Olivia Jia "Nocturnes" at BANK, Shanghai

ARTFORUM China
btr, December 16, 2025

Review | Olivia Jia: Nocturnes

 

BANK, Shanghai

Original article by btr, released on December 16, 2025

 

Olivia Jia's solo exhibition "Nocturnes" at BANK, from the very beginning, invites viewers to step closer. The exhibition hall is square, open, and bright, but most of the works are no larger than a small paperback-you have to walk in, lean down, and look at the paintings as if flipping through a book, only then can you shut out the surrounding brightness and plunge into that night soaked in blues, grays, and purples. It is a silent, inward-looking world.

 

The things Jia paints come from family, from archives, and some are invented. She paints illustrations from art history books, museum postcards tucked between pages-objects that were originally reproductions, but in her hands become material for reconstructing private memory.
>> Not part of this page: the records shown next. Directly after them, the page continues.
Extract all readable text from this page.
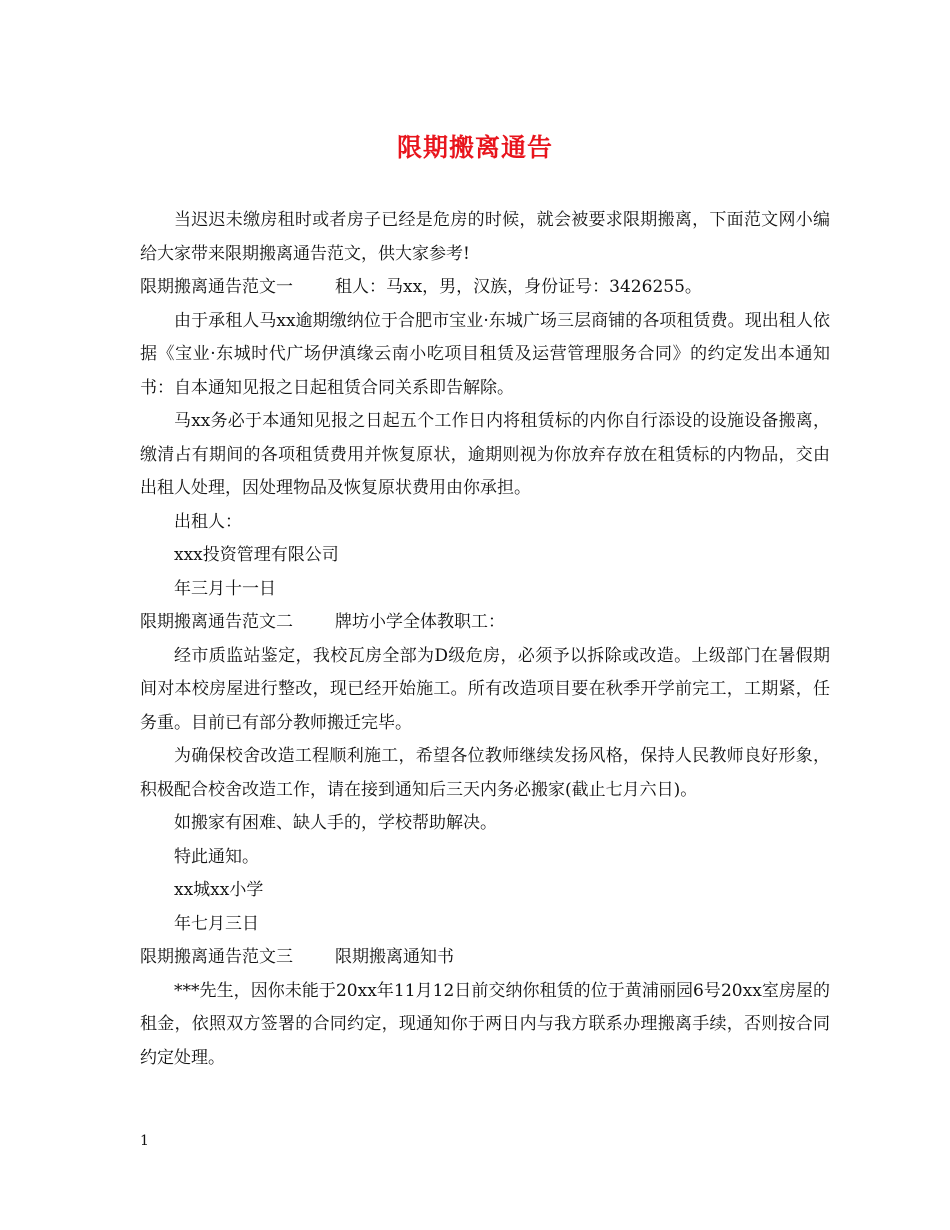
限期搬离通告

当迟迟未缴房租时或者房子已经是危房的时候，就会被要求限期搬离，下面范文网小编给大家带来限期搬离通告范文，供大家参考!

限期搬离通告范文一 租人：马xx，男，汉族，身份证号：3426255。

由于承租人马xx逾期缴纳位于合肥市宝业·东城广场三层商铺的各项租赁费。现出租人依据《宝业·东城时代广场伊滇缘云南小吃项目租赁及运营管理服务合同》的约定发出本通知书：自本通知见报之日起租赁合同关系即告解除。

马xx务必于本通知见报之日起五个工作日内将租赁标的内你自行添设的设施设备搬离，缴清占有期间的各项租赁费用并恢复原状，逾期则视为你放弃存放在租赁标的内物品，交由出租人处理，因处理物品及恢复原状费用由你承担。

出租人：

xxx投资管理有限公司

年三月十一日

限期搬离通告范文二 牌坊小学全体教职工：

经市质监站鉴定，我校瓦房全部为D级危房，必须予以拆除或改造。上级部门在暑假期间对本校房屋进行整改，现已经开始施工。所有改造项目要在秋季开学前完工，工期紧，任务重。目前已有部分教师搬迁完毕。

为确保校舍改造工程顺利施工，希望各位教师继续发扬风格，保持人民教师良好形象，积极配合校舍改造工作，请在接到通知后三天内务必搬家(截止七月六日)。

如搬家有困难、缺人手的，学校帮助解决。

特此通知。

xx城xx小学

年七月三日

限期搬离通告范文三 限期搬离通知书

***先生，因你未能于20xx年11月12日前交纳你租赁的位于黄浦丽园6号20xx室房屋的租金，依照双方签署的合同约定，现通知你于两日内与我方联系办理搬离手续，否则按合同约定处理。

1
Like the structure of memory itself, her images are filled with layering, veiling, juxtaposition, and the uncertainty that seeps through these gaps.

 

In Night reading (bronze vessel and night sky) (all works mentioned are from 2025), a postcard of a bronze vessel covers an open book, pressing down on a patch of starry sky. Distant space overlays distant time. In Page Unfolded (Tiger Lily), she accentuates the creases in the paper-its materiality-as if this flower native to East Asia has just struggled free from a memory file folded twice over. Ephemera (pear halved, knife with three inlaid stones, photo corner) reads like a contemporary vanitas, revealing the fragility of time and memory through juxtaposition.

 

Born in Chicago in 1994 to a Chinese immigrant family, Jia takes her exhibition title from Whistler's series of landscape paintings. "Nocturnes" reveals her method of exploring identity: merging memory, imagination, and reality into one, constructing resonant psychological spaces within intimate images. In the exhibition's only self-portrait, Self-Portrait with Mulberry Leaves (2025), the artist partially covers her face with mulberry leaves. Notably, the leaves depicted are not the white mulberry (Morus alba) commonly found and used in Chinese herbalism, but the red mulberry (Morus rubra), more prevalent in North America. It is as though people, like plants, adapt to new environments while retaining traces of their origins-a subtle reflection on how diasporic identity takes root in foreign soil, carrying with it the imprint of where it began. In this sense, all of Olivia Jia's paintings are self-portraits of a kind-like a hall of mirrors, reflecting in her paintings-within-paintings the many facets of her search through historical memory (from family memory to collective memory) and individual identity.